Overview
An e-commerce business was operating with data spread across five systems: a Shopify store, a third-party fulfilment API, a returns management platform, a Google Sheets inventory tracker, and a legacy on-premises order database. Each morning, someone on the ops team manually exported CSVs from each system, reformatted them, and loaded them into a shared SQL Server database. The process took 90 minutes and was prone to missed runs, format changes, and load failures with no alerting.
I designed and built an end-to-end Python ETL pipeline that connected to all five sources, applied a consistent transformation layer, performed data quality checks, and loaded incrementally into a centralised SQL Server warehouse — on a 15-minute schedule via Windows Task Scheduler, with email alerting on failure.
Key Deliverables
- Python ETL modules for each source: REST API connectors (Shopify, fulfilment), Google Sheets reader, ODBC connector for legacy DB
- Centralised transformation layer normalising date formats, currency, product SKUs, and customer IDs across all five sources
- Incremental load logic using watermark timestamps to avoid full reloads and minimise runtime
- Data quality checks validating row counts, null rates, and referential integrity before any load commits
- Automated email alerting on pipeline failure with error context and affected source
- Full load audit log table recording run times, row counts, and status for every execution
Challenges & Solutions
The Shopify and fulfilment APIs had rate limits and occasionally returned paginated responses with inconsistent structures depending on the endpoint version.
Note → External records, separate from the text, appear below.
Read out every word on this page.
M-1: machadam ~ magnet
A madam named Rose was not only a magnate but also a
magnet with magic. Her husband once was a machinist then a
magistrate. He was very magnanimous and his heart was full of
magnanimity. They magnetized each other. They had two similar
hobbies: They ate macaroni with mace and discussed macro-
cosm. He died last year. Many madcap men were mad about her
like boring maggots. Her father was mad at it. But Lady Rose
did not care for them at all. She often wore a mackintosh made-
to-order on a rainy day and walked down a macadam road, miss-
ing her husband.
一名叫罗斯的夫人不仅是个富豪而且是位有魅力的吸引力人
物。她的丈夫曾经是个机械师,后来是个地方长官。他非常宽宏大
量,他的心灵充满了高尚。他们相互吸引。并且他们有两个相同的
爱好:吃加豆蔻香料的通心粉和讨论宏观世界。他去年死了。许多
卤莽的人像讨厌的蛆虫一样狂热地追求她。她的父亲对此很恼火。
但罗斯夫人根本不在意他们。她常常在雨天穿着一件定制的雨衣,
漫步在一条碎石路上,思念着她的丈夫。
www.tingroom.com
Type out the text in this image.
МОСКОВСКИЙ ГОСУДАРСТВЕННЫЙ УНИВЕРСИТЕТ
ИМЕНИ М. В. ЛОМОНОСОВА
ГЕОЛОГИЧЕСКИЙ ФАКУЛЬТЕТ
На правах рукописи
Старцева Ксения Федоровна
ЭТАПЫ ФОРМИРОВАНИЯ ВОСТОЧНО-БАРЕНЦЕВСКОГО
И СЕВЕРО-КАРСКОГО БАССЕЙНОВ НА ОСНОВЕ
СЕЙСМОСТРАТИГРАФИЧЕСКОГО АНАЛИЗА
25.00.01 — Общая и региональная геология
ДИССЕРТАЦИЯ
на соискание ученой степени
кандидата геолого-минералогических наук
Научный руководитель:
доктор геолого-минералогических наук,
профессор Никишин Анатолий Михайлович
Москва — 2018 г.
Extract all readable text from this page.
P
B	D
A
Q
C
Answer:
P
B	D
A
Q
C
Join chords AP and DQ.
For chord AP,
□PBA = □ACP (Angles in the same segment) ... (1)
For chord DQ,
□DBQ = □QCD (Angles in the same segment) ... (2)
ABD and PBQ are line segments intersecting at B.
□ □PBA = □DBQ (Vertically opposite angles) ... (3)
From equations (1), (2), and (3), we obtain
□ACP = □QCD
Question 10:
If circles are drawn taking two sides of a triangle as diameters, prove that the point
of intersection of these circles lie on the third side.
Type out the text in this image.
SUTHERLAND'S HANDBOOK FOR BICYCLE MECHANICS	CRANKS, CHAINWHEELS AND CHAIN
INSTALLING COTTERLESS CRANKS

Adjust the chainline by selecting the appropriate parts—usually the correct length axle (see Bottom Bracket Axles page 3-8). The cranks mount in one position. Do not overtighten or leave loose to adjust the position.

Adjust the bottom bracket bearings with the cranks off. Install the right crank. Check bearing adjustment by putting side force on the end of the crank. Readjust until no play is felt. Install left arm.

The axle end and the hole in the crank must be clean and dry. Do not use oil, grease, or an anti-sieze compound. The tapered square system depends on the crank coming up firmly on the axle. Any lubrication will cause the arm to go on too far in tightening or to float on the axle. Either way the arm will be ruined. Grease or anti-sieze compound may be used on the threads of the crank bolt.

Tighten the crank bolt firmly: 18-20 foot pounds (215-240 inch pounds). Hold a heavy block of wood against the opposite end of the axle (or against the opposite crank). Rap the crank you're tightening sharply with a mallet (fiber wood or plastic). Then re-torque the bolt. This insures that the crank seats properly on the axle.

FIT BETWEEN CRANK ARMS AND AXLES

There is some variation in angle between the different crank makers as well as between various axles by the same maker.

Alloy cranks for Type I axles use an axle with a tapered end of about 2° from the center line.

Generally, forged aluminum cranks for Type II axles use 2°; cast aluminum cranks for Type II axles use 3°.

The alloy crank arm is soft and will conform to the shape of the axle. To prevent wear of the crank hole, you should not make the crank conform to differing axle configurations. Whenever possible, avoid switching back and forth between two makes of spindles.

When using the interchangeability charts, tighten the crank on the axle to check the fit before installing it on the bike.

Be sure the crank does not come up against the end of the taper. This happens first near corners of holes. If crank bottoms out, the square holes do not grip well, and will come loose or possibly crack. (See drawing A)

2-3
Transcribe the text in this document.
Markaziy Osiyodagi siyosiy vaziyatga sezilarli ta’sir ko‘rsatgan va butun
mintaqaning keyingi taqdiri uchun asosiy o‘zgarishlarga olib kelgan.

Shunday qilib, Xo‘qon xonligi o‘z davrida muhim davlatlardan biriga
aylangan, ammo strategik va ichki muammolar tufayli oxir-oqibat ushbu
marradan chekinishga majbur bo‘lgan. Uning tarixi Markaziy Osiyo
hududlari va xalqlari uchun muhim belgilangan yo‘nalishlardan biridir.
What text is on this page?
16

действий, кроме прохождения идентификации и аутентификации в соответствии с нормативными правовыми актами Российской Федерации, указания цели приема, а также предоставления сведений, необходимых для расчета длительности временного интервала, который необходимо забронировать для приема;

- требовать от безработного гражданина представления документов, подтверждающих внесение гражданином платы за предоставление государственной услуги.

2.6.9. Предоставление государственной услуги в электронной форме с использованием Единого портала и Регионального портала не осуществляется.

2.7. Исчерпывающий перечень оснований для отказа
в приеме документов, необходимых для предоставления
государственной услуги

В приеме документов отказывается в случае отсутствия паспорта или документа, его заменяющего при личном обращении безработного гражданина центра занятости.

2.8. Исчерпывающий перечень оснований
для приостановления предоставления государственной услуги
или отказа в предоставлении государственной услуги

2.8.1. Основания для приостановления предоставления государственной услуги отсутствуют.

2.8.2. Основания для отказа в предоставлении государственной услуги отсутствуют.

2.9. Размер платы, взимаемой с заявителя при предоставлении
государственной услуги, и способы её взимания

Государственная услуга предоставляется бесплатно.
I implemented exponential backoff retry logic and a response schema validator that caught breaking API changes and raised a descriptive alert rather than silently loading malformed data.
The legacy on-premises database had no timestamp columns on several key tables, making incremental detection impossible using a standard watermark approach. The solution was a hash-based change detection layer that computed a row fingerprint on each extract and compared it to the previous load — loading only rows whose fingerprint had changed.